Il était certain qu'avec sa popularité grandissante, elle allait devoir subir de plus en plus la pression médiatique. Mais tout de même, elle ne pensait pas que cette étape-là arriverait si vite.

« Arturia, tu dois m'écouter. Gilgamesh est le producteur qui règne sur l'industrie, à l'heure actuelle. L'intérêt qu'il te porte n'est peut-être pas une si mauvaise chose…

- Jamais je ne pourrai travailler avec lui. Il vous a insultés ouvertement, toi et tous les autres…

- Dans ce milieu, les personnes importantes telles que lui sont fréquentes. Pense un peu à toi… Malgré ce qu'il s'est passé, cela nous fait plaisir, qu'il t'ait repérée. »

Irisviel reprit une gorgée de sa tasse de thé puis s'empara de la carte de visite qui traînait sur la table.

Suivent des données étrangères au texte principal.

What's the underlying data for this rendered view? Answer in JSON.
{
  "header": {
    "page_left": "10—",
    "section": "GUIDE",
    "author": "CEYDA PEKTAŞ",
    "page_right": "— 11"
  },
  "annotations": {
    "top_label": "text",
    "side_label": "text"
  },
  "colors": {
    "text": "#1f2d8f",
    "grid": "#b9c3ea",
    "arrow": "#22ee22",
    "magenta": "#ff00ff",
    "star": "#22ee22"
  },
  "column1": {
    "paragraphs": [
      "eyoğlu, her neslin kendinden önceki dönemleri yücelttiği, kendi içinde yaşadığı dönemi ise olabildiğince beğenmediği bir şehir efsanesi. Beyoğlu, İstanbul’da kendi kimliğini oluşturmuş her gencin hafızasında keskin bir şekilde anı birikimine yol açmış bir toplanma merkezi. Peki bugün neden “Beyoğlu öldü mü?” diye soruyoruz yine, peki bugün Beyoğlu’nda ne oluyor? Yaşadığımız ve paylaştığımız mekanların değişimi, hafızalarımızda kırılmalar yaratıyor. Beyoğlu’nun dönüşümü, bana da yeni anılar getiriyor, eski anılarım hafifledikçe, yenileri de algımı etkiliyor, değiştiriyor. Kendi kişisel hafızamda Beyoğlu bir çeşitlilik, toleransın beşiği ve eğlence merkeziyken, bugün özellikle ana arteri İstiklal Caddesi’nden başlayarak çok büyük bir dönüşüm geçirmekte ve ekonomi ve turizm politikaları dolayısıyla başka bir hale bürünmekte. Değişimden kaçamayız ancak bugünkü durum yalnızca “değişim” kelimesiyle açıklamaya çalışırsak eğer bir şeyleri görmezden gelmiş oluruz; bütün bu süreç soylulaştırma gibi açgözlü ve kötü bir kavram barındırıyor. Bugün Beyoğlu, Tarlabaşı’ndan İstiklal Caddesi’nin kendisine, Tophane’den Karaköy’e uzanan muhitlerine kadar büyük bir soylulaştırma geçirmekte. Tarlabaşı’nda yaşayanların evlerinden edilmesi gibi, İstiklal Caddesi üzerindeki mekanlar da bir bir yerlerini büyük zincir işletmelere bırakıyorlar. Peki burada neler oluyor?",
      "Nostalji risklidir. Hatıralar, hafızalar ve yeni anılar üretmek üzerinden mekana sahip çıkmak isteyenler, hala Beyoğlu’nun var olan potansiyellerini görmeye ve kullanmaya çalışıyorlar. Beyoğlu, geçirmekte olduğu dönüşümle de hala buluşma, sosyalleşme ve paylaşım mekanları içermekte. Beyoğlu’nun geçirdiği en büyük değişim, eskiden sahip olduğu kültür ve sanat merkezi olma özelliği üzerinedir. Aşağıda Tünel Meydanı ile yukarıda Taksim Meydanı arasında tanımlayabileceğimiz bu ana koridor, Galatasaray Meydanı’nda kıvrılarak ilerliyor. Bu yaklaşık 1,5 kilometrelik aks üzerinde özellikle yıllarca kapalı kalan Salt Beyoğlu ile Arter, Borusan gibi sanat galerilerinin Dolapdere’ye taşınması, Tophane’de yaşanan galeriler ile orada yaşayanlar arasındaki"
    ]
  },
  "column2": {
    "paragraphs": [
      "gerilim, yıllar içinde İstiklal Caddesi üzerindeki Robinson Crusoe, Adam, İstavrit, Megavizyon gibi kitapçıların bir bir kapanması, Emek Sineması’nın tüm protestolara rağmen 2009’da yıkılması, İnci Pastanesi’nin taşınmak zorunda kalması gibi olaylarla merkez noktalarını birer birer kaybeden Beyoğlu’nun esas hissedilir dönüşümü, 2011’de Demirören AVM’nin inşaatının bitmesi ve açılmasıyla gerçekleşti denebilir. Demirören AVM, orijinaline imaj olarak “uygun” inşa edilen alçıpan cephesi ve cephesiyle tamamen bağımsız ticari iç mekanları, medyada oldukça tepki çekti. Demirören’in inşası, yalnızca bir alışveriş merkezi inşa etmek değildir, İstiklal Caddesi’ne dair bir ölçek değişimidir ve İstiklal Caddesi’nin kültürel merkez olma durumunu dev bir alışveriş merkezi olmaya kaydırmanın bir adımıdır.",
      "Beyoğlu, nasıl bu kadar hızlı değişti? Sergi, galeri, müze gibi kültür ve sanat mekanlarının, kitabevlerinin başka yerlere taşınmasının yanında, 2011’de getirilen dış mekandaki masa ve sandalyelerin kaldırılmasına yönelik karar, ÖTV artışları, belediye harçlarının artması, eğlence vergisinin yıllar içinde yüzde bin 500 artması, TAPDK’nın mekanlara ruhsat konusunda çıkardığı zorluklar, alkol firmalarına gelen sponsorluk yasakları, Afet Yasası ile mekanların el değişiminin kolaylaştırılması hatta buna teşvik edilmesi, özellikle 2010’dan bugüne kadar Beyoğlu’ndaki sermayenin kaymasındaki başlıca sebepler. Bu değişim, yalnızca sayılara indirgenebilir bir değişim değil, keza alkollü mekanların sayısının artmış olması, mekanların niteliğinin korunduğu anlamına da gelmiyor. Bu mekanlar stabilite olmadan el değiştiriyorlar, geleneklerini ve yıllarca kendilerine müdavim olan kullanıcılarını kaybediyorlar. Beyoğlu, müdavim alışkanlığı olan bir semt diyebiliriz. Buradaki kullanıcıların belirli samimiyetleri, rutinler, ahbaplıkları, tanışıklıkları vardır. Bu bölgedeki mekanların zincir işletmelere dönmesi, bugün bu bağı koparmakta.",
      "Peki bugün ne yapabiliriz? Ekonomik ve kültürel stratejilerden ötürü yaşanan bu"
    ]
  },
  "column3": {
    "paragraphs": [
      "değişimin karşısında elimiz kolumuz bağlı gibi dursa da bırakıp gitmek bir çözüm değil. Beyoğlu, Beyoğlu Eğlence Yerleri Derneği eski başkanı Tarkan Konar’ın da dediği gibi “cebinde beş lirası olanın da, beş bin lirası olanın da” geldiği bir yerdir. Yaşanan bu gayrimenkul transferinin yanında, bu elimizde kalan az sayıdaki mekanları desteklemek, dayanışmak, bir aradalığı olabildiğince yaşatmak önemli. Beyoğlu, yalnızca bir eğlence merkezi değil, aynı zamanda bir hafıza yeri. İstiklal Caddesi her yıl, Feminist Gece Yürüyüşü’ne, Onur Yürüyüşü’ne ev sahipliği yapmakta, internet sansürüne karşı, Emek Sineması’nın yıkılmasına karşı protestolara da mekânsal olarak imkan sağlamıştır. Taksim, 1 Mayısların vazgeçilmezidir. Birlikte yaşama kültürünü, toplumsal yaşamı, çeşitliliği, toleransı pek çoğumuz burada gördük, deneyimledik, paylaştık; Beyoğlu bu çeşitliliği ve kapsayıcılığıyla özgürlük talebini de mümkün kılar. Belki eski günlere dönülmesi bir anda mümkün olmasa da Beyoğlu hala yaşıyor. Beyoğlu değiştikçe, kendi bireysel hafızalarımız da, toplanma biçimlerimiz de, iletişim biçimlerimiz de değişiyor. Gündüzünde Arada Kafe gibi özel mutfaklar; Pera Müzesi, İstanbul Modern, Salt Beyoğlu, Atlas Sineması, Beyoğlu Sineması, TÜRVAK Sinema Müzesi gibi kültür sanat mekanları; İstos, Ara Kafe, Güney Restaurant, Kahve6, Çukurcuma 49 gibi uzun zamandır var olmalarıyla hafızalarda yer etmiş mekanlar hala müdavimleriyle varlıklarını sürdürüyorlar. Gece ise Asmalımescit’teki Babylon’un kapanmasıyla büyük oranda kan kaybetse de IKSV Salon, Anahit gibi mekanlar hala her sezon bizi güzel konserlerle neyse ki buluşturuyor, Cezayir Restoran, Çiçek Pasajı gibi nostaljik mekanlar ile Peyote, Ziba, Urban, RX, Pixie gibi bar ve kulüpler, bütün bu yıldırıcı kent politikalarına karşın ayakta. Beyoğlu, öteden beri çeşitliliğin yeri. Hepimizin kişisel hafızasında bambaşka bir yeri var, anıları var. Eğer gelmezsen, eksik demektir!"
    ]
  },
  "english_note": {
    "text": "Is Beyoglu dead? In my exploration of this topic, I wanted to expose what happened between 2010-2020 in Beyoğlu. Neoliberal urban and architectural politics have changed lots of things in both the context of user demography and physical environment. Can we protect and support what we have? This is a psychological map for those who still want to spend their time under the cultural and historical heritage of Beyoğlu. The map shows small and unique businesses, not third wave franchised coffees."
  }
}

Elle la tendit à la jeune star.

« Gilgamesh est très influent, très riche. Tu devrais tenter de le contacter, pour voir au moins ce qu'il te veut.

- … »


En début d'après-midi, Irisviel était repartie, laissant Arturia seule avec son tourment. Ses yeux naviguaient de la carte au téléphone… Du téléphone, à la carte. Son manager avait le don pour assagir son esprit renfrogné et ce n'était pas la première fois qu'elle tentait de lui faire faire des concessions. La jeune femme était en réalité quelqu'un de très borné, avec des objectifs bien précis. Sa bouche se fendit en une mimique tremblante, à bout. Elle se mit à jurer.

« Et puis merde. »

D'un pas déterminé, elle attrapa la petite carte d'un geste violent avant de se diriger vers le téléphone, le regard assassin. Elle martela les pauvres touches de l'appareil puis porta le combiné à son oreille, son cœur battant à tout rompre. La sonorité s'étala sur plusieurs secondes… jusqu'à ce que quelqu'un décroche.

« Allo ? »

C'était bien la voix de cet imbécile.

« … Bonjour, c'est Saber à l'appareil. Lâcha-t-elle, quelques secondes d'hésitation plus tard. »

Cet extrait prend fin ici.